Nov 17, 2016 (LBO) – Verité Research, a private think tank, has identified three key weaknesses in public procurement in Sri Lanka.
The study by the regional think tank has focused on the problems of public procurement, best practices of e-procurement followed in other countries, and the benefits for local businesses and the government.
As per the study findings, information, high transaction costs and anti-competitive practices were identified as three key weaknesses.
Information: The information related to procurement, such as tender opportunities and contract awards, is difficult to access.
High transaction costs: Bidding imposes high transaction costs on businesses and government agencies, including costs associated with preparing and submitting bids. The manual administration of procurement is time-consuming and cumbersome for government agencies.
Anti-competitive practices: Sri Lanka’s procurement marketplace has featured anti-competitive practices that have led to increased corruption. For instance, the practice of accepting unsolicited proposals for large, high value projects that circumvent the process stipulated by the government’s Procurement Guidelines, and altering specifications to suit the supplier.
The Sri Lankan government spent approximately 597 billion rupees through public procurement in 2015.
This is about 5.3 percent of its GDP, and 26 percent of total government expenditure though the public procurement process in Sri Lanka suffers from inefficiencies.
Verité Research findings show that introducing an efficient procurement system will empower businesses and reduce wastage in public funds.
Several countries have set up e-procurement platforms to streamline government procurement including countries like India, Bangladesh, South Korea, Philippines and Mexico.
E-procurement involves the use of electronic systems to handle any or all steps of the procurement process, from online publication of tender notices, supplier registration and e-submission of bids.
Verité Research highlights that introducing an e-procurement platform can significantly enhance the transparency, fairness and efficiency of Sri Lanka’s public procurement marketplace.
E-procurement will also ensure an enabled operating environment for suppliers, and increase value for money for government agencies when concluding procurement actions.
How can e-procurement increase the efficiency of procurement?
1. E-procurement results in cost savings both for government entities and suppliers.
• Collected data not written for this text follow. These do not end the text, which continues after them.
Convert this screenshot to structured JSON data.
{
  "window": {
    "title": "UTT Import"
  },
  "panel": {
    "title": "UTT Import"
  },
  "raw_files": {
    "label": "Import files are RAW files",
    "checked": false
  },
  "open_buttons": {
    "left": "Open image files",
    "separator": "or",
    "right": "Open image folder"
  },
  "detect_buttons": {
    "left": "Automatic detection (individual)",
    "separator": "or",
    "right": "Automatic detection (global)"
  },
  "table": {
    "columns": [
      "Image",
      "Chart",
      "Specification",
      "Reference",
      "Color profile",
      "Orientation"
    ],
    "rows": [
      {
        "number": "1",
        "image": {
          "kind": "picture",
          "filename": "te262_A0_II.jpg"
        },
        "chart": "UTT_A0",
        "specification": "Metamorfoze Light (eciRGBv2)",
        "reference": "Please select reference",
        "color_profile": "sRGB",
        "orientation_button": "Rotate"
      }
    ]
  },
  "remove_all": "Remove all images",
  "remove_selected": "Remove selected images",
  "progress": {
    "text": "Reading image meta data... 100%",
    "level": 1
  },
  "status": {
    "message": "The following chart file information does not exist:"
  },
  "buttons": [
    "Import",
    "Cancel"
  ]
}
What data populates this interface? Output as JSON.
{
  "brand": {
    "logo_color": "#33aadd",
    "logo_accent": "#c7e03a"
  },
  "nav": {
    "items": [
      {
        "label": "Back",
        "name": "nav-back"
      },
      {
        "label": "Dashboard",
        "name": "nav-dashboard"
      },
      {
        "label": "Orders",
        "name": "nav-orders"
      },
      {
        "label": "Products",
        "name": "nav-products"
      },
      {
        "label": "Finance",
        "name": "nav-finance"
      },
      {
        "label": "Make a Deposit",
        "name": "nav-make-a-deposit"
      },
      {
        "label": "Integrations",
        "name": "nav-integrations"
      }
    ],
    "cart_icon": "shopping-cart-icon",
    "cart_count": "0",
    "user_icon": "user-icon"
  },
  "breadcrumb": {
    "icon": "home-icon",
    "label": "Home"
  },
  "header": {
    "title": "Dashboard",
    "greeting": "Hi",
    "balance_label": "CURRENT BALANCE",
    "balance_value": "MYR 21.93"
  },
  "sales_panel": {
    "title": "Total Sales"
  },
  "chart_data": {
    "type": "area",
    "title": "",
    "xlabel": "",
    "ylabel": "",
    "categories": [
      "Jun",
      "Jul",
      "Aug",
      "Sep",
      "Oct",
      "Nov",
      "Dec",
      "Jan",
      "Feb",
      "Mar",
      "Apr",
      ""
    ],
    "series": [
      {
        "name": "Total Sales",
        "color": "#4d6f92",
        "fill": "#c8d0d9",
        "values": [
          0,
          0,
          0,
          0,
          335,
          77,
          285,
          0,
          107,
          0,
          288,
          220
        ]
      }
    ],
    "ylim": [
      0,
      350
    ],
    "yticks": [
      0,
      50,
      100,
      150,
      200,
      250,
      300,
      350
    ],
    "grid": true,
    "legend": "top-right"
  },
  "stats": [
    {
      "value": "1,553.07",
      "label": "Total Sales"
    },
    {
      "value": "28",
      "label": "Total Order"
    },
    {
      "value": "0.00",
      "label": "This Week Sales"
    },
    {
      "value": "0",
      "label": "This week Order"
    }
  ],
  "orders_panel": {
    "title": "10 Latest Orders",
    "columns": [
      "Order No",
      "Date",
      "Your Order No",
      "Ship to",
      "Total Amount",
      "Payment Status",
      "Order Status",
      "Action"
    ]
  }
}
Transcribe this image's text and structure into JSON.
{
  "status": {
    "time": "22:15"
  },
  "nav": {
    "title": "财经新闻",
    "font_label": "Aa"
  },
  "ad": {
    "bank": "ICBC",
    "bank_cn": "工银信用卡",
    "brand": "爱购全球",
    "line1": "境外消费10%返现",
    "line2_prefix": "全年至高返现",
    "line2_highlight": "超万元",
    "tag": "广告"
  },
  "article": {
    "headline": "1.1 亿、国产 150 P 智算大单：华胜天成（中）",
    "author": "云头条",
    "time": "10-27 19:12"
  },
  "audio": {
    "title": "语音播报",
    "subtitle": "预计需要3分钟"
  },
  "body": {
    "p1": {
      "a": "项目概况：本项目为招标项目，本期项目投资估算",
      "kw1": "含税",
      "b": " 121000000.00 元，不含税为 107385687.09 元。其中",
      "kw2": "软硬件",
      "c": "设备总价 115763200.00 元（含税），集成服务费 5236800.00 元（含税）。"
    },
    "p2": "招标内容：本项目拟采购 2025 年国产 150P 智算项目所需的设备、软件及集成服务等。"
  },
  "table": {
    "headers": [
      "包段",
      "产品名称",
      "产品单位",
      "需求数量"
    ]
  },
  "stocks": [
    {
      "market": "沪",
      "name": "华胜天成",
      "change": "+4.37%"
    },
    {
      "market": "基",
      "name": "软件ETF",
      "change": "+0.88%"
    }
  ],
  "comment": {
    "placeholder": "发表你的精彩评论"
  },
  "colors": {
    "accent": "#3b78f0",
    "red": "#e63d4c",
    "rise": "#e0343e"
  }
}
For example, South Korea’s e-procurement platform saved suppliers USD 6.6 billion due to reduced labour and travel costs. Additionally, government suppliers in the Philippines saved USD 11.5 million in advertising costs from 2002 to 2011, due to the introduction of an e-procurement platform. In Bangladesh, e-procurement resulted in the price-to-cost ratio of awarded contracts decreasing by 10 – 12%.
2. E-procurement increases fairness in the procurement marketplace. By making bids and procurement information more widely accessible, more suppliers are able to participate in public procurement. In Mexico, the number of contracts that were awarded to small and medium enterprises (SMEs) increased by 36% from 2010 to 2011. In Bangladesh, the number of registered bidders increased by 3500% (i.e. from 520 to 18,000 bidders) after the introduction of its e-procurement system.
E-procurement systems also increase the transparency of the procurement process. For example, the system can ensure that suppliers are notified if bid specifications are altered prior to the close of bidding. The system can also publish the procurement plans of supplier entities, the composition of Technical Evaluation Committees and bid selection criteria.
Further, the above measures will reduce opportunities and incentives for corruption in the bidding process. In Mexico, the existence of an e-procurement platform enabled journalists to discover corruption in the office of the President.
3. E-procurement has increased the efficiency of public procurement. After the introduction of an e-procurement platform in Bangladesh, the processing time for public procurement contracts decreased from 51 days to 29 days. In India, e-procurement has facilitated a reduction of the tender time cycle from 90 – 135 days to 35 days.